South Korea leader praises company for Japan export control response

South Korean President Moon Jae-in visited Kolon Industries on Wednesday. File Photo by Jim Lo Scalzo/UPI
South Korean President Moon Jae-in visited Kolon Industries on Wednesday. File Photo by Jim Lo Scalzo/UPI | License Photo

April 1 (UPI) -- South Korean President Moon Jae-in said he was proud of local firm Kolon Industries for completely replacing a restricted Japanese chemical, according to a press report.

South Korean news service Newsis reported Wednesday that Moon visited the manufacturing plant of Kolon Industries to thank the company for ramping up production of antiviral gear.

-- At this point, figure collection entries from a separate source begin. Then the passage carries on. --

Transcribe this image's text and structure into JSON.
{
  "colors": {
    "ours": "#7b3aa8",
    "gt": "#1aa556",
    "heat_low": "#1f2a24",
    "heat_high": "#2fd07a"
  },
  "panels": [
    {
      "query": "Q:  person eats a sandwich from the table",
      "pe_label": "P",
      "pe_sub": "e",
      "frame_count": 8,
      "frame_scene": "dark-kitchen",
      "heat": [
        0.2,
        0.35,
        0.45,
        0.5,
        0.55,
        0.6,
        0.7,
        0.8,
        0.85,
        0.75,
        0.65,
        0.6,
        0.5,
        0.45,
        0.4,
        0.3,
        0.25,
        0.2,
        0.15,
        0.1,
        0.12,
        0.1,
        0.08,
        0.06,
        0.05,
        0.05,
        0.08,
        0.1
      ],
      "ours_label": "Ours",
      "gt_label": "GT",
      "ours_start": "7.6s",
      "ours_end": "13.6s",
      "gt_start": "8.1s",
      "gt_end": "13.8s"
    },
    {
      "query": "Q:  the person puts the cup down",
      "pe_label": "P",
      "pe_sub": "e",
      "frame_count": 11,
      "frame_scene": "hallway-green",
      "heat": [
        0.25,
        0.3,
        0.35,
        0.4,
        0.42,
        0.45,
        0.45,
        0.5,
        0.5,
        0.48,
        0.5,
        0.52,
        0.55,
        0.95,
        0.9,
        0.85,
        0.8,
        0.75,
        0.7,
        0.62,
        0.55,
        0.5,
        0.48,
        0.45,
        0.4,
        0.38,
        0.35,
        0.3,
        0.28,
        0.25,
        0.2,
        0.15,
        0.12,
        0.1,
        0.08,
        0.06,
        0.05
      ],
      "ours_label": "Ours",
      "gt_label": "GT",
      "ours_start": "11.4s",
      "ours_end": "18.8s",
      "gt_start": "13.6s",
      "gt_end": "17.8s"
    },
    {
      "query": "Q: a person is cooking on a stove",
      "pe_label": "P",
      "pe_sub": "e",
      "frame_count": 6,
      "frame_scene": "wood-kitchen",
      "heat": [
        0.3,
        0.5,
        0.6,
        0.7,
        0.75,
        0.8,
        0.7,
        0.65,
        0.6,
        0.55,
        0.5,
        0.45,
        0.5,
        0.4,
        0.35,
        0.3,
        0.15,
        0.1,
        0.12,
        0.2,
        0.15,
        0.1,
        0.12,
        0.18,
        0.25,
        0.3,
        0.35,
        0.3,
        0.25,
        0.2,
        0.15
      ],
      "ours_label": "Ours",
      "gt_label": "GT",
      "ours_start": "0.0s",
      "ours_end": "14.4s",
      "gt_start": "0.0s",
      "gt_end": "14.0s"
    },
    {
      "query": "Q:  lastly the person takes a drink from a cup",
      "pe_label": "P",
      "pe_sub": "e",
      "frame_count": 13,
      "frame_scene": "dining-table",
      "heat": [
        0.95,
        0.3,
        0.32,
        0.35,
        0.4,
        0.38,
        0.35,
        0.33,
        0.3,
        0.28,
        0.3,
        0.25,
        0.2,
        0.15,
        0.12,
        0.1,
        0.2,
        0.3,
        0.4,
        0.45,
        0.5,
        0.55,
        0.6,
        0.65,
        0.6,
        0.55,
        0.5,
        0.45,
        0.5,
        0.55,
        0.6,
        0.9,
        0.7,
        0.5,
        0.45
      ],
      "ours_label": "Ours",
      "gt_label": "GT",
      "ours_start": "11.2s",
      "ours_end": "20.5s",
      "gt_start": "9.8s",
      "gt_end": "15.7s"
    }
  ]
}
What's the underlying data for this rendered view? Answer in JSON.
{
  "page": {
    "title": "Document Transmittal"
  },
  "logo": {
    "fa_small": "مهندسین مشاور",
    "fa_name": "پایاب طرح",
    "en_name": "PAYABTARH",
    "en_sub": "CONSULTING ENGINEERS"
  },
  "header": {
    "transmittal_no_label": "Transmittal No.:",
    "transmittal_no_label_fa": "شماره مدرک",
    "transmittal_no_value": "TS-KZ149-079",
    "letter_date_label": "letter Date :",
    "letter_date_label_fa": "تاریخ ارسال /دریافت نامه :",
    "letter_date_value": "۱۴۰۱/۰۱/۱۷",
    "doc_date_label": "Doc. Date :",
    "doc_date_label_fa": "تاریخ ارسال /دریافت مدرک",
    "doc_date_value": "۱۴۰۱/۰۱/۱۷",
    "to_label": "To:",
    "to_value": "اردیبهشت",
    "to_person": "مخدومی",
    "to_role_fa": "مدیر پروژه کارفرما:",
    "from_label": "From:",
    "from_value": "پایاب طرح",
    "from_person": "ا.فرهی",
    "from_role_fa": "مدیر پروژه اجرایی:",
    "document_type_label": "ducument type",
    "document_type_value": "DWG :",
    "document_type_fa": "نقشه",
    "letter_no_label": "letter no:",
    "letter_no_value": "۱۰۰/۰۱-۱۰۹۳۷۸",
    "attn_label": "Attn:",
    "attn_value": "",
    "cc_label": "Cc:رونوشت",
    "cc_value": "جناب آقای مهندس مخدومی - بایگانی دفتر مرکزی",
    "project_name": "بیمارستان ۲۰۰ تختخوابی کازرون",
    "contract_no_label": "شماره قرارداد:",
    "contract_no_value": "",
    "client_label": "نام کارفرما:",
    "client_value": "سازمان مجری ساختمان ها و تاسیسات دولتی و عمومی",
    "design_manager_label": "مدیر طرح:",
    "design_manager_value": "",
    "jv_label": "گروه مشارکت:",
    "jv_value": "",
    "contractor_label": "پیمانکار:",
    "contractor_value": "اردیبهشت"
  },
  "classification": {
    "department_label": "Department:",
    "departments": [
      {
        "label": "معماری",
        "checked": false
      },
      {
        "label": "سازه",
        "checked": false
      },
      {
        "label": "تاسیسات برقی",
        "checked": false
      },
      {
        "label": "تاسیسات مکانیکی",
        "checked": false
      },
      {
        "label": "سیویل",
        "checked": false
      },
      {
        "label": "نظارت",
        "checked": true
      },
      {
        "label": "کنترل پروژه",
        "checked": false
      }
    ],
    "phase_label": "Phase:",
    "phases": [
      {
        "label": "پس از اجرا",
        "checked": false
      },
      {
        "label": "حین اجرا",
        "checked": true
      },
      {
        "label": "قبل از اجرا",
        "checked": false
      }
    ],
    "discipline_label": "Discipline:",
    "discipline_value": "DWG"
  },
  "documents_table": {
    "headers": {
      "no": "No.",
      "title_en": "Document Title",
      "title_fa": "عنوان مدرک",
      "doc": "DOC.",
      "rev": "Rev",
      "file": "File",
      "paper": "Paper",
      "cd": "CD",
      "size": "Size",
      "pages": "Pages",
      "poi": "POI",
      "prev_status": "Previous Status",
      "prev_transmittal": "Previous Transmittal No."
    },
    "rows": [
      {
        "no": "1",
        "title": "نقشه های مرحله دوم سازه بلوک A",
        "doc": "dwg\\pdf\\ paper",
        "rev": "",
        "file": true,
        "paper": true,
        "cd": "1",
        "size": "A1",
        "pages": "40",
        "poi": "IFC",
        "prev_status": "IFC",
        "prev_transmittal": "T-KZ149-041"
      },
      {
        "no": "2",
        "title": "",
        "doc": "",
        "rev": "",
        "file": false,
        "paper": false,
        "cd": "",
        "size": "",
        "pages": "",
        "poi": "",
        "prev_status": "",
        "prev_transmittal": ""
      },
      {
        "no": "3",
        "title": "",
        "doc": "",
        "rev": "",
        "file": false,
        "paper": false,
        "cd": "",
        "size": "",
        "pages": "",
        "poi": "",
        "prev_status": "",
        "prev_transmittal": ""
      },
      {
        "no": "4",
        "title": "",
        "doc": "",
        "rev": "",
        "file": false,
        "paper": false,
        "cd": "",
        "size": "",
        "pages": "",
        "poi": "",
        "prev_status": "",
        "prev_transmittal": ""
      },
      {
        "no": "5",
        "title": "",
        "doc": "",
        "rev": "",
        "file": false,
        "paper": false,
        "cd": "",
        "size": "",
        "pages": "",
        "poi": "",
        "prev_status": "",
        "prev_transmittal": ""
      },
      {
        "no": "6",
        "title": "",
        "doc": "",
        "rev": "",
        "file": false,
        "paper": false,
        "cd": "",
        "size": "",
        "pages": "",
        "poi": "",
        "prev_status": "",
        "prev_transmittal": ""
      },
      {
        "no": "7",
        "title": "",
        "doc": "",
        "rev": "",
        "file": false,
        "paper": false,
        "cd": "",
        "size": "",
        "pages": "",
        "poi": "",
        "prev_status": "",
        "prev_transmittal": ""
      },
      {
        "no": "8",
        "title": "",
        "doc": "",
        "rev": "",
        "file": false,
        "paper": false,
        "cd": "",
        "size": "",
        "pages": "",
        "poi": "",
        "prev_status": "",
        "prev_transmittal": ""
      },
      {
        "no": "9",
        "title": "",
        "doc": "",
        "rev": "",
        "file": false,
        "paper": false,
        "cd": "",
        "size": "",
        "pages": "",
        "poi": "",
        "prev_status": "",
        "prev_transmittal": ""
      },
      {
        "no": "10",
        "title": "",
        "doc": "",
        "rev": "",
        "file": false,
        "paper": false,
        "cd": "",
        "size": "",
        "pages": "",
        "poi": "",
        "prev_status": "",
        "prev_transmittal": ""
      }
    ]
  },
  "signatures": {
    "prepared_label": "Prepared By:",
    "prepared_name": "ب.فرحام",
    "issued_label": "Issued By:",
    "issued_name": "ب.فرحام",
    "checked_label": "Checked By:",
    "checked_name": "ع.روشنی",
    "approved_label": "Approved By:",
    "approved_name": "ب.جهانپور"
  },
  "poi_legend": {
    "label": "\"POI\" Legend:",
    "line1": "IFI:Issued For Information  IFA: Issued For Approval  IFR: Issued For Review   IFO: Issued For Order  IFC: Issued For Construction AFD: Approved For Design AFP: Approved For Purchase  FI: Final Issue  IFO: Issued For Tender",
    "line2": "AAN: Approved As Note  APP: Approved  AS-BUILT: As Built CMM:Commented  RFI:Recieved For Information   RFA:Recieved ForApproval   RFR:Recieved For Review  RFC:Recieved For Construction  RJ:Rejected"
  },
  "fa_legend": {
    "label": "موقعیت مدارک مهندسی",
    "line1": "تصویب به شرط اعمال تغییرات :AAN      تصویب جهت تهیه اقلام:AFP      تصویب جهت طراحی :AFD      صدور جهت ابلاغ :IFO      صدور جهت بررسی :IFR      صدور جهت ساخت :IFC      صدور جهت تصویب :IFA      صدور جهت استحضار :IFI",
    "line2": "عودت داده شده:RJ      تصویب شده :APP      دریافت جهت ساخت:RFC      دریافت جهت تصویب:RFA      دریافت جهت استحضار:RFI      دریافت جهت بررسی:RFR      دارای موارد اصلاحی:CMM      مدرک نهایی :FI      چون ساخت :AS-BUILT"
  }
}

South Korea was one of the first countries outside China to experience a massive outbreak of COVID-19. Conditions may be stabilizing as widespread testing has prevented infections from taking place on a greater scale, according to Seoul.


On Wednesday, Moon described firms like Kolon as models of cooperation; the country has experienced a shortage of face masks that may slowly be subsiding.

Moon also mentioned Japan's export controls during his visit to the plant in Gumi, North Gyeongsang Province. Last year, after Japan tightened export regulations for three materials, fluorinated polyimide, hydrogen fluoride and resists -- used to make semiconductors, flat-screen TVs and smartphones in Korea -- Moon had called for the localization of chemical production in order to achieve technical independence from Japan, according to Newsis.

Park Hyo-jun, a research scientist at Kolon, told Moon during his visit the company's production of fluorinated polyimide has enabled South Korea's industries to become completely self-sufficient in the area.


"I am even more proud we were able to localize fluorinated polyimide and replace Japanese imports, because pre-emptive efforts were taken even before Japan's export control measures went into effect last year," Moon told Kolon employees.

"Wasn't this fluorinated polyimide something we were worried about, because of Japan's export controls?"

Japan took restrictive measures after South Korea supported compensation for Korean forced laborers during World War II.

Tensions are rising again between the two sides this week after Japan decided to ban the entry of travelers from South Korea, according to Yonhap.

Tokyo is banning entry for people from South Korea, the United States and China.